No atual cenário de transformação digital, a integração de tecnologias avançadas na gestão energética é imperativa, refletida na crescente migração para soluções na nuvem, buscando otimização operacional, custos e acessibilidade. Contudo, sistemas cruciais como Gestão de Energia Elétrica (SGEs), gerenciamento de distribuição (DMS) e SCADA, que coletam dados em tempo real da rede elétrica, enfrentam desafios com latências, especialmente se os dados são processados em data centers distantes. Essa complexidade, aliada à demanda por energia e integridade da rede, realça a importância de uma infraestrutura de alta qualidade e planejamento meticuloso. Assim, equilibrar inovação com confiabilidade é essencial para garantir uma transição eficaz e segura na digitalização do setor energético, evitando consequências adversas.
Assim como a inércia no setor elétrico, onde a capacidade dos sistemas de resistir a mudanças rápidas é crucial para manter a estabilidade da rede, a latência nos sistemas SCADA, SGE e DMS pode ter um impacto significativo na eficiência e confiabilidade. A migração para a nuvem pode agravar esses problemas de latência, especialmente se os dados são processados em data centers distantes. Portanto, ao planejar a ‘cloudificação’ desses sistemas, é crucial considerar tanto a inércia ocasionada nas fontes despacháveis (Bueno, 2023) quanto a latência dos sistemas de supervisão e controle. A escolha da tecnologia e a localização dos data centers devem levar em conta a necessidade de minimizar a latência, para garantir que esses sistemas possam responder rapidamente às mudanças nas condições da rede elétrica.

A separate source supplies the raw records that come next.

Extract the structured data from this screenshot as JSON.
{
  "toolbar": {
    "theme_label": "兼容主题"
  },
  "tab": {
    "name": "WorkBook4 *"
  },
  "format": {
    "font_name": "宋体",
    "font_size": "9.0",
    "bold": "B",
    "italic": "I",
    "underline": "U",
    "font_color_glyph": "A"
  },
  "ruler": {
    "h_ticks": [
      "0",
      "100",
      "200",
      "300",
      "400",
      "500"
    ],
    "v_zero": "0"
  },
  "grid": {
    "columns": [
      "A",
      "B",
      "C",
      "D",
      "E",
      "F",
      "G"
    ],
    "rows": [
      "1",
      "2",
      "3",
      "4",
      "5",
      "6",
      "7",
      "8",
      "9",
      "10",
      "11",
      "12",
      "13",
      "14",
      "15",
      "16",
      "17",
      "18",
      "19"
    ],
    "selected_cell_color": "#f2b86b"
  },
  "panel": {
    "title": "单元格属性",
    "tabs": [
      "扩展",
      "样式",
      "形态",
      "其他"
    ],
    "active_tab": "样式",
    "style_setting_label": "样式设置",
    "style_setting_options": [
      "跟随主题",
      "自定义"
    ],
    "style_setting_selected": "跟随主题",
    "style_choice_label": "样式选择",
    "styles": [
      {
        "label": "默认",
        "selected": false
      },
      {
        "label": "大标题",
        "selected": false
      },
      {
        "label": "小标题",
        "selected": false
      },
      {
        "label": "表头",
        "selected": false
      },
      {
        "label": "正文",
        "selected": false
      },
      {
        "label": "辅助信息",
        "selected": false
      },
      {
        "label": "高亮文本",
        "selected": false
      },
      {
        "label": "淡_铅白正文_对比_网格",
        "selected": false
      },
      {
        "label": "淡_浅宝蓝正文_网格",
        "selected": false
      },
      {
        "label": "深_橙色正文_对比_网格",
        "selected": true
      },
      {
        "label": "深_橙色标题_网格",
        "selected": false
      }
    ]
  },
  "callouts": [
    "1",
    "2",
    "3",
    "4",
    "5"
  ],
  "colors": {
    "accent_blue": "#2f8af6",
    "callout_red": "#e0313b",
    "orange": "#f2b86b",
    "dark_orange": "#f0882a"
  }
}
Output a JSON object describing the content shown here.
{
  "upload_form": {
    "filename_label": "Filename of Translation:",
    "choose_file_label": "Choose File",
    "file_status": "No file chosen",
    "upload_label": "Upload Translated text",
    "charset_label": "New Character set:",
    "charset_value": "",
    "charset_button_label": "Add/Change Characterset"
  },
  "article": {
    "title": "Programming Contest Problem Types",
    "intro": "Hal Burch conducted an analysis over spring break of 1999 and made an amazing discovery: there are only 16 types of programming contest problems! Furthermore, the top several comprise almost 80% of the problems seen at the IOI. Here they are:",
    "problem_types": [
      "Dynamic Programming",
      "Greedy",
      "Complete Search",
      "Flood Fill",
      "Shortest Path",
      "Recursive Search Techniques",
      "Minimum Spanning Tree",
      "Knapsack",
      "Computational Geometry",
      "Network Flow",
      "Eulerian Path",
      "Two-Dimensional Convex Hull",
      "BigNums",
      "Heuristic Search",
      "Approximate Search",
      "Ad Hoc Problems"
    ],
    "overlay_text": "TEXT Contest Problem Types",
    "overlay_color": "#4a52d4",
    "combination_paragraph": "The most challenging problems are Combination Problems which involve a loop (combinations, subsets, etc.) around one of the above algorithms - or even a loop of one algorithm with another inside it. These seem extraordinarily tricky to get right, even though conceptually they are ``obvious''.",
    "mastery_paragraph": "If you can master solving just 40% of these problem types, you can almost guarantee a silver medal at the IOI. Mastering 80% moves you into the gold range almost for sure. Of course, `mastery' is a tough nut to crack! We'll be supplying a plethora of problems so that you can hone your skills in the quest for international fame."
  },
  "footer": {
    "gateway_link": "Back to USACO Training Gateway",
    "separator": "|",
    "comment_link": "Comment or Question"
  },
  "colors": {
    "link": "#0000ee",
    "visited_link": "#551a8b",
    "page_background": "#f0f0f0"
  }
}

O apagão ocorrido em 15 de agosto de 2023 serve como um exemplo ilustrativo dos desafios enfrentados no setor energético. Luiz Carlos Ciocchi, do ONS, em entrevista ao portal Poder360 no dia 29 de agosto de 2023, apontou: “O aparelho que falhou foi um regulador de tensão. Ele deveria ter respondido ao incidente em um intervalo de 15 a 20 milissegundos, mas o tempo de resposta do equipamento variou de 50 a 100 milissegundos”. Em um relatório subsequente do ONS, citado pelo Poder360 em 23 de setembro de 2023, foi destacado: “A análise da perturbação revelou que o desempenho dos controles em campo, especialmente de usinas eólicas e solares, no que concerne ao suporte dinâmico de potência reativa, ficou significativamente abaixo das expectativas baseadas nos modelos matemáticos fornecidos pelos agentes e representados na base de dados oficial”.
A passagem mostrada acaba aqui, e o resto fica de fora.